The Boundary Conditions are $$u(0,t) = u(1,t) = 0.$$
I tried to use Fourier Transformation but I dont know how to deal with the initial condition.
 A: This equation does not require the Fourier transform, as a linear, homogenous PDE with well behaved accessory conditions, it can be solved via the method of separation of variables.
Seek a solution of the form
U(x,t)=T(t)X(x)
and substitute this expression into the PDE
T'(t)=DX''(x)=λ (where λ is a constant)
from here you can get a regular Sturm-Louisville problem
X''+λX=0
with eigenvalues and functions λ=(nπ)^2, X(x)=sin(nπx)
and the solution will be a sum (Fourier series) of the eigenfunctions of that problem. (I haven't outlined the whole method here because it takes some time. However, if you Google "solution to homogenous one dimension heat equation with insulated endpoints" you should find the method pretty easily)

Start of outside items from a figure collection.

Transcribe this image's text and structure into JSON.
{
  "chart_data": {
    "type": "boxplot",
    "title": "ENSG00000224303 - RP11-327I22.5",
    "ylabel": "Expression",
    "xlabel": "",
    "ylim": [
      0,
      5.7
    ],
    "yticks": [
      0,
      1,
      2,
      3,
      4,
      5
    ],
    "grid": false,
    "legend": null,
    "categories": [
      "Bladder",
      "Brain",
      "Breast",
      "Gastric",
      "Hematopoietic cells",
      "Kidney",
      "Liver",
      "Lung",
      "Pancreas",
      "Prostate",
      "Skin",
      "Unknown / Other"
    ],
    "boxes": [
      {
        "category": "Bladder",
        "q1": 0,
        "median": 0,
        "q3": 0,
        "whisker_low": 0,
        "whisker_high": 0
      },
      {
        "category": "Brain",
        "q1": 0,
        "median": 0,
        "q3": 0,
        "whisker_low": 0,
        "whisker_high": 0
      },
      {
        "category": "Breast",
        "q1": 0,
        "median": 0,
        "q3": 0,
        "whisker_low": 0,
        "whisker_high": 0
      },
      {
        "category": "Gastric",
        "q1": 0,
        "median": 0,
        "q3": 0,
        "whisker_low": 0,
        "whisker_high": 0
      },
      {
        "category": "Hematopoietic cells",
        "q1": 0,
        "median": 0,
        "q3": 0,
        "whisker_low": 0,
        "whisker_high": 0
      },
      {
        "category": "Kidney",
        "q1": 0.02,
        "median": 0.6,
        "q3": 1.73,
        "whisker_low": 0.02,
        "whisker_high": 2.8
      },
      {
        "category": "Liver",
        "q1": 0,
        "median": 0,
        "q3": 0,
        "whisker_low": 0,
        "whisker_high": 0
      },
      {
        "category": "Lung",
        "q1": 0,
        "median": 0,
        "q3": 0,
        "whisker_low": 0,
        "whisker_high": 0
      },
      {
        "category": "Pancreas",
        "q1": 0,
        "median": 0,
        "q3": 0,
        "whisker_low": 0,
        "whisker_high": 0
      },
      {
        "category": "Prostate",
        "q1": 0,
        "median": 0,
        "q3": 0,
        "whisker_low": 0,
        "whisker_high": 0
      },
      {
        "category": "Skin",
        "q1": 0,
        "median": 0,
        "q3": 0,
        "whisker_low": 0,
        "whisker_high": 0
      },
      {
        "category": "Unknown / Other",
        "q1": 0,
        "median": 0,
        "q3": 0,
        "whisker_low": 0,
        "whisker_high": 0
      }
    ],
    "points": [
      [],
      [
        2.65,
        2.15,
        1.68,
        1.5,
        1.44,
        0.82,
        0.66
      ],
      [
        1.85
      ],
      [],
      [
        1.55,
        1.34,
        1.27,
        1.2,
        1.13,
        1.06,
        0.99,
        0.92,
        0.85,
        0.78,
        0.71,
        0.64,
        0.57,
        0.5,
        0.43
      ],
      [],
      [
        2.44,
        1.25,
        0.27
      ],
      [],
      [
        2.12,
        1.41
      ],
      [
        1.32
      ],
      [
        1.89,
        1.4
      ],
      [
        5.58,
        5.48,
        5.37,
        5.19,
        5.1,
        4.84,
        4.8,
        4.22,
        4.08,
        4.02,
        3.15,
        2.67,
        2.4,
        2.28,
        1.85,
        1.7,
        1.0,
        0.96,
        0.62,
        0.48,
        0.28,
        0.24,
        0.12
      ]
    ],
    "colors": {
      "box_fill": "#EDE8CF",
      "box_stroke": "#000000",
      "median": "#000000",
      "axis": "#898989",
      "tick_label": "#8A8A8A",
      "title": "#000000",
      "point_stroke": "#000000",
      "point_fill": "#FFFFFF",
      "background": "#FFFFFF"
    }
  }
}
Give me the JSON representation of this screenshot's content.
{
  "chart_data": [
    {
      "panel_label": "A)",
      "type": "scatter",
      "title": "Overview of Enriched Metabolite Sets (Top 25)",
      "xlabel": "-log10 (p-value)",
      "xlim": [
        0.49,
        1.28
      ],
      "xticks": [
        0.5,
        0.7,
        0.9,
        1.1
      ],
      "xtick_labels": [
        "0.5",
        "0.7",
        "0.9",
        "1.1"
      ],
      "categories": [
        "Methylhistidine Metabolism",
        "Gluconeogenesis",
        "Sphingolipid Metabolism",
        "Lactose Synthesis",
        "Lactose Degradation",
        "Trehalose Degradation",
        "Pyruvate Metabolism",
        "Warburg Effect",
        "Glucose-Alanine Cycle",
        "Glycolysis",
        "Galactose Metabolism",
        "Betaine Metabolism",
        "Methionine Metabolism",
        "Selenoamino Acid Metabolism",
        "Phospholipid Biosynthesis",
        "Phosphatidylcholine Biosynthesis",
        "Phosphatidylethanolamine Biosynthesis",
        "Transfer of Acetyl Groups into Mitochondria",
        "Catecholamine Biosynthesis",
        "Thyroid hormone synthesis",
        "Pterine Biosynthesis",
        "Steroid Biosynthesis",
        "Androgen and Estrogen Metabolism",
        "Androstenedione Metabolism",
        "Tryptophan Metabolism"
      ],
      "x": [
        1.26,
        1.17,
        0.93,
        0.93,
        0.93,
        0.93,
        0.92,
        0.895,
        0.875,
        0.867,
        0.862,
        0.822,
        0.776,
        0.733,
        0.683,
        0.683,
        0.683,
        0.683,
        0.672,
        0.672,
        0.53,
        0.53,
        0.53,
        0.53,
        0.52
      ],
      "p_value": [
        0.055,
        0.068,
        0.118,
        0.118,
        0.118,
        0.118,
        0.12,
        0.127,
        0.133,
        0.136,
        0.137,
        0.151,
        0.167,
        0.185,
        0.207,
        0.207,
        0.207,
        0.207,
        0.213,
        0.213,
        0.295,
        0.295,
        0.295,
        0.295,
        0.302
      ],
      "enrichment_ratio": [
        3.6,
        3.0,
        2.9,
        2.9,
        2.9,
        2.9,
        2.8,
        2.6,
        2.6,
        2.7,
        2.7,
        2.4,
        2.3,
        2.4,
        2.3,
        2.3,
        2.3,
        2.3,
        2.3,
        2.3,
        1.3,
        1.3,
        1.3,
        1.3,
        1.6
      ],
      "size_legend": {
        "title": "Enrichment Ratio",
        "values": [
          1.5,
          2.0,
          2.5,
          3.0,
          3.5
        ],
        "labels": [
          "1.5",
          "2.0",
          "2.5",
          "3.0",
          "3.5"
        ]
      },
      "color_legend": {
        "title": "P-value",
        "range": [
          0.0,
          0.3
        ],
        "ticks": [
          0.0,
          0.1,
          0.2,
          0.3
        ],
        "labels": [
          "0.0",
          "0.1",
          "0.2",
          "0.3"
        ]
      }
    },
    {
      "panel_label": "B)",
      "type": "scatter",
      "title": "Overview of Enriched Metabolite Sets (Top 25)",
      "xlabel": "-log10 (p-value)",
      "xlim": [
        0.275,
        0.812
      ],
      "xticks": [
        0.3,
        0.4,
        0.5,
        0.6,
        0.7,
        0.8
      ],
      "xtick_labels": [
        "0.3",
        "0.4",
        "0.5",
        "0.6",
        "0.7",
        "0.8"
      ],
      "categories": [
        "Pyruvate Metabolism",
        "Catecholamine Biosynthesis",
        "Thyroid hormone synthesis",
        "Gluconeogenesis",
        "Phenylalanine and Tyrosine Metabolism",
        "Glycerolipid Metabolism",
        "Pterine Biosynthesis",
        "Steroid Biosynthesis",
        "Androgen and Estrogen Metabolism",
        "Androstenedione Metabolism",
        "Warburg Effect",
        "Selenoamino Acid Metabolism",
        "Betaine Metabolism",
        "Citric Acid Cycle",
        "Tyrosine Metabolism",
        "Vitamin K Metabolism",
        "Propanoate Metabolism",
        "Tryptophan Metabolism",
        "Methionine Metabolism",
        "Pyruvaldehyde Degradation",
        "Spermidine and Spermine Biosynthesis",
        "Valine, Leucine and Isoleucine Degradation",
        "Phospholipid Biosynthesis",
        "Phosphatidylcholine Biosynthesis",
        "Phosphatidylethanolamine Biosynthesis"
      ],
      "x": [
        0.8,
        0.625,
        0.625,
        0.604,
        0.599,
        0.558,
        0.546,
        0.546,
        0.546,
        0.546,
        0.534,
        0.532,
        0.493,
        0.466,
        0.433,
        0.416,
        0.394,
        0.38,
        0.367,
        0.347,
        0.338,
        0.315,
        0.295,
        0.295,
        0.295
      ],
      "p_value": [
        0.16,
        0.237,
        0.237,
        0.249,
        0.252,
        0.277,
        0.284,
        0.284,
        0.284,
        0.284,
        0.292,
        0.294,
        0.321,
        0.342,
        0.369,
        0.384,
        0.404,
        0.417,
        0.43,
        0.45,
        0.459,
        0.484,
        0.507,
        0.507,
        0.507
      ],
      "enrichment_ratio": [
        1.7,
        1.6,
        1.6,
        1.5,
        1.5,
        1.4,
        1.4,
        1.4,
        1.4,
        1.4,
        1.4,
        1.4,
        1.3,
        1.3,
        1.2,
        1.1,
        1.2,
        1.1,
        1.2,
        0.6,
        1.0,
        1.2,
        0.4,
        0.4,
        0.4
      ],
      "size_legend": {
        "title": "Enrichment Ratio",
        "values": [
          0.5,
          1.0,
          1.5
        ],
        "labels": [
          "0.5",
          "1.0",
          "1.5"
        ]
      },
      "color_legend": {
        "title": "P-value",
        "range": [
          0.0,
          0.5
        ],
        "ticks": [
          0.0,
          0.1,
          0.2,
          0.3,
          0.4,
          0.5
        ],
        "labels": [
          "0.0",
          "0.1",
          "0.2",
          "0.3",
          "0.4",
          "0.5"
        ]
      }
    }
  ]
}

A: As others have already pointed out, there exist many methods for solving this equation (separation of variables, integral transforms, Green's function approach, etc.) One thing that is worth noting is that here we are dealing with a problem with initial conditions. Thus, if we pursue the solution using Fourier transform, then it makes sense to use this transform for both $u(x,t)$ and $u(x,0)$ in respect to $x$, but to use the Laplace transform in respect to $t$ - this way the initial condition is incorporated seamlessly.